The scenario I am trying to cater for is the following race condition
I have 2 asynchronous methods that write to the same document, the current process in the thread for updating a document is
- Read Document from db
- Update document
- Write update to db
This means that sometimes this occurs as
Thread 1: Read Document
Thread 1: Update Document
Thread 2: Read Document
Thread 1: Write document
Thread 2: Update document
Thread 2: Write document
This means Thread 2 overwrites Thread 1’s update.
I have though of the following solutions
- Find a way to make these threads sequential, such as locking read, write, update process to this document to only 1 thread at a time
- Assuming these threads write to different parts of the document, just patching that part without affecting the rest of the document would solve this.
Not sure if this will help anyone else facing this problem but I have written a kotlin helper class that will guarantee your read/writes happen sequentially so that you can safely update the same document from different threads
object CouchbaseWriteQueue {
private val writeScope = CoroutineScope(Dispatchers.IO + SupervisorJob())
private val queue = Channel<Job>(Channel.UNLIMITED)

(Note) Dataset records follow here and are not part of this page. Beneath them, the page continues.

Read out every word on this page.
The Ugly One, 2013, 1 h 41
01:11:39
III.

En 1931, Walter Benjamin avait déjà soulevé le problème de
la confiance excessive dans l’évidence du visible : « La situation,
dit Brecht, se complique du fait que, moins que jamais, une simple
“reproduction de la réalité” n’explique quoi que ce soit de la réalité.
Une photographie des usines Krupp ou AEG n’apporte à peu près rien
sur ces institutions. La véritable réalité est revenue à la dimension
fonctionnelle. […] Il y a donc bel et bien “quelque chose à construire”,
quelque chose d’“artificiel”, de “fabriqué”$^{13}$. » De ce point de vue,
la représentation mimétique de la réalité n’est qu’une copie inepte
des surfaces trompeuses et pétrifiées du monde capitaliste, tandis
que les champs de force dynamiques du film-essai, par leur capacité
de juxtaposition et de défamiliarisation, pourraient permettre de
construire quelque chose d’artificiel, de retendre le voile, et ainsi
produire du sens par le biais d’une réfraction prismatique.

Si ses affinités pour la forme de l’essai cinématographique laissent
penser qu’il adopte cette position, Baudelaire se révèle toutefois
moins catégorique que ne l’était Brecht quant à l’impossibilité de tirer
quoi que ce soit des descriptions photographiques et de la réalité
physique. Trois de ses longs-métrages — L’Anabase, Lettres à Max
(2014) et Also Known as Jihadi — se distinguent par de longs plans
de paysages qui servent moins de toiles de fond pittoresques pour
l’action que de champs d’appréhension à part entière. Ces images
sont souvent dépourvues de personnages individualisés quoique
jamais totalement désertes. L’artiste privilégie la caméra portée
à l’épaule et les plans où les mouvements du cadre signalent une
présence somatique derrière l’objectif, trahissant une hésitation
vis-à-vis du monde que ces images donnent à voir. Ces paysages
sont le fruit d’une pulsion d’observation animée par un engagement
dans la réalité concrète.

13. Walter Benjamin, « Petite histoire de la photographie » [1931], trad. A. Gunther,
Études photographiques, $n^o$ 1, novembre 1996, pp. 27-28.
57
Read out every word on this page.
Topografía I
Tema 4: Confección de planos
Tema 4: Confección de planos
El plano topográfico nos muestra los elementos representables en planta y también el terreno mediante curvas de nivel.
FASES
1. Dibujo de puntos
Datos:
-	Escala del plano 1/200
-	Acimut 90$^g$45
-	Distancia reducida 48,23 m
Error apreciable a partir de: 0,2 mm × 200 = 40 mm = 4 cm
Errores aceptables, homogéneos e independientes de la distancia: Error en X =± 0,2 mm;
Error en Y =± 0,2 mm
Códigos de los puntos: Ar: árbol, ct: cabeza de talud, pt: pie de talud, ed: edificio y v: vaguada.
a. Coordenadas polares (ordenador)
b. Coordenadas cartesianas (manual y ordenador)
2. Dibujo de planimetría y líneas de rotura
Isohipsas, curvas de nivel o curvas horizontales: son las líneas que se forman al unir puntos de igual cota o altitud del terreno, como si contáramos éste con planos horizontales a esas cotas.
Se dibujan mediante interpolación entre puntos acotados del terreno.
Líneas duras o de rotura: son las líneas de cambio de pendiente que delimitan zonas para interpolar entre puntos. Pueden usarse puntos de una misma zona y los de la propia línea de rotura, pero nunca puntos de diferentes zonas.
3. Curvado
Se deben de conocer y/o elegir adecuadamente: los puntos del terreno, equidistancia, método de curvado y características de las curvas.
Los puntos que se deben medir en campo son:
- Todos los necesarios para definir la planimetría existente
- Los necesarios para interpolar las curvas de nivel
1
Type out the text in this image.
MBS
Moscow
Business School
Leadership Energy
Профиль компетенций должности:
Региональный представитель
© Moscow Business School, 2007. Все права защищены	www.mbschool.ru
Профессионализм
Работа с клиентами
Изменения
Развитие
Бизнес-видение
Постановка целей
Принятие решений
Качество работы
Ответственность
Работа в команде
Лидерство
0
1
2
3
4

private val writeLock = Object()
init {
writeScope.launch {
for (job in queue) job.join()
}
}
// These 2 functions are specific to your local setup
private fun getDocument(id: String): MutableDocument {
TODO("read document from your database")
}
private fun saveDocument(document: MutableDocument) {
TODO("Save document to your database")
}
/**
* Adds document update to queue and returns
*/
fun queueUpdate(documentId: String, update: MutableDocument.() -> Unit) {
// performs the update to the document
val updateBlock: CoroutineScope.() -> Unit = {
val document = getDocument(documentId)
update(document)
saveDocument(document)
}
// Creates a job for this update
val job = writeScope.launch(Dispatchers.IO, CoroutineStart.LAZY, updateBlock)
// Adds the job to the queue
writeScope.launch {
synchronized(writeLock) {
queue.trySend(job)
}
}
}
/**
* Adds document update to queue and waits for result
*/
suspend fun queueUpdateAndWait(documentId: String, update: MutableDocument.() -> Unit): Boolean {
val result = CompletableDeferred<Boolean>()
val updateBlock: MutableDocument.() -> Unit = {
try {
update()
result.complete(true)
} catch (e: Exception) {
result.complete(false)
}
}
queueUpdate(documentId, updateBlock)
return result.await()
}
}
Example usage:
These function can safely be called from different threads to update the same document, this guarantees no merge conflicts or race conditions, additionally the order of the updates is maintained.
fun updateDocument(key: String, value: String) {
CouchbaseWriteQueue.queueUpdate("id_1234") {
setString(key, value)
}
}
suspend fun updateDocumentAndWait(key: String, value: String) {
val result = CouchbaseWriteQueue.queueUpdateAndWait("id_1234") {
setString(key, value)
}
Log.i("TAG", "Hey the save was : $result")
}
I can already hear the argument that @meirrosendorff 's solution serializes what should be concurrent operations. The fact is that the Couchbase Lite library already serializes all database access… and even if Couchbase didn’t, writing to the database is just writing to a file: the OS serializes writes. You lose nothing by serializing writes, like this.
Another possible solution, btw, involves using the method:
Collection.save(
@NonNull MutableDocument document,
@NonNull ConflictHandler conflictHandler)
The passed ConflictHander is one of these:
boolean handle(
@NonNull MutableDocument document,
@Nullable Document oldDocument);
… which can merge or update document as you choose
While I hear @blake.meike argument that it serialises what should be concurrent operations, I was unable to find any other way of solving this generically, the trouble with the conflict resolver is that I would need to know exactly what changes each thread is making and then update the document accordingly which could be a pain to maintain so I was hoping to do this more generally.
@meirrosendorff : I think you mistake my argument! I was pointing out that your solution imposes no constraints that are not already imposed by the Couchbase library and the OS.